Nous voulons l'argent
Le gouvernement « rebelle » - qui s'appelle désormais, après de nombreuses permutations, le Conseil National Intérimaire de Transition de la Libye - a embauché Patton Boggs, l'une des premières (et des plus rentables) firmes de relations publiques à Washington, pour les « conseiller et les assister » à... gagner la guerre - ou donner au moins l'illusion qu'ils sont en train de la gagner (cf. : les nuances de la campagne de relations publiques de l'OTAN en Afghanistan).
Patton Boggs mène déjà un lobbying acharné pour que les « rebelles » soient acceptés au niveau mondial comme le « gouvernement légitime de la nation souveraine de Libye ». L'accord a été signé entre Patton Boggs et l'ancien ambassadeur de Libye Ali Suleiman Aujali, le chef des « rebelles » aux Etats-Unis. L'associé principal, Thomas Hale Boggs Jr, aura la responsabilité de ce client.
L'Italie, l'Angleterre, la France, le Qatar et maintenant la Turquie ont déjà reconnu le Conseil National Intérimaire de Transition ; l'administration de Barack Obama les a déjà autorisés à ouvrir un bureau à Washington. Inévitablement, c'est essentiellement une question d'argent : ce que veut le Conseil sont les milliards de dollars du régime Kadhafi, dont les fonds sont gelés et détenus aux Etats-Unis.
Patton Boggs, selon certains rapports, empocherait un maximum de 50.000 dollars par mois - facturés à l'heure. Les « rebelles » ne paieront que lorsqu'ils auront les fonds - ils sont quasiment à sec en ce moment. Pendant près de trois mois, ils ont travaillé avec une autre firme de relations publique de premier plan à Washington, le groupe Harbour, qui s'occupait de leur propagande sur une base bénévole - en particulier sur ce front crucial de « dégel des fonds ».

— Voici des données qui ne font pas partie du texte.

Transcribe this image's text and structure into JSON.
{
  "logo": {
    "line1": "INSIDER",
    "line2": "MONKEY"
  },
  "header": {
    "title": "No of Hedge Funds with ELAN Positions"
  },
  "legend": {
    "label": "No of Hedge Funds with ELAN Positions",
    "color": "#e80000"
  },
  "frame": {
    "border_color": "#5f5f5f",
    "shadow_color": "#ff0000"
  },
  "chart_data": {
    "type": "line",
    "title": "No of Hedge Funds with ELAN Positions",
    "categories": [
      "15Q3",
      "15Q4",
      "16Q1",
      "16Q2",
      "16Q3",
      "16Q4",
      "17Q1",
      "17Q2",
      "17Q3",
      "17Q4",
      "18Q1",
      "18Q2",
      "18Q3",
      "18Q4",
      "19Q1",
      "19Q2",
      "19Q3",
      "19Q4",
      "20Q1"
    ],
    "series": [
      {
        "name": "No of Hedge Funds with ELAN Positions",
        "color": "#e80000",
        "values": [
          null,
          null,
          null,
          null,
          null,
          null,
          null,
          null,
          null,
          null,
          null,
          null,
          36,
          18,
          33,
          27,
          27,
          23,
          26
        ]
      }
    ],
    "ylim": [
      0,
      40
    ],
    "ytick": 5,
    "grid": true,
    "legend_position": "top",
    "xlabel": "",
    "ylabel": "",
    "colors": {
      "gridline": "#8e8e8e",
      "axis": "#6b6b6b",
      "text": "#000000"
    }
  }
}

Il est pertinent de noter que l'un des lobbyistes de Patton Boggs, déjà impliqué avec les « rebelles », est Vincent Frillici, un ancien directeur des opérations à l'OTAN pour le comité organisateur des 50 ans de l'alliance. C'est mignon : un lobbyiste lié à l'OTAN qui vend le soulèvement, supposé populaire et autochtone, de la Libye.
Ainsi, grâce à un paradis de lobbyistes à Washington, le gouvernement américain finira par reconnaître un camp [spécifique] des belligérants dans une guerre civile d'Afrique du Nord, représenté par un « Conseil » louche - et leur permettra de mettre la main sur des milliards de dollars pour, comme le dit cette propagande, « aider le peuple libyen ».
Frappe le bateau américain !
Un regard rapide sur les faits qui se déroulent sur le terrain suggérerait plutôt un agenda néocolonial, consistant à soudoyer des mercenaires pour renverser le régime - aussi peu recommandable soit-il - d'un pays riche en ressources d'énergie, qui ne veut pas coopérer avec le Fonds monétaire international et qui voulait former une union de pays africains qui ne vendraient leurs ressources naturelles en échange de rien d'autre que de l'or.
Pendant ce temps, ce même gouvernement américain, satisfait des rebelles, refuse d'admettre que le blocus israélien de Gaza est illégal. Ainsi que l'ancien analyste de la Central Intelligence Agency (CIA), l'infatigable Ray McGovern - à bord de l'Audacity of Hope tentant de naviguer vers Gaza - l'a écrit sur Commondreams.org, « Avant de quitter les Etats-Unis, j'ai été averti par une source ayant accès à des membres de très haut niveau au Conseil de sécurité nationale que, non seulement la Maison Blanche prévoit de ne rien faire pour protéger notre bateau d'une attaque israélienne ou d'un abordage illégal, mais que les responsables de la Maison Blanche 'seraient heureux si quelque chose nous arrivait' ».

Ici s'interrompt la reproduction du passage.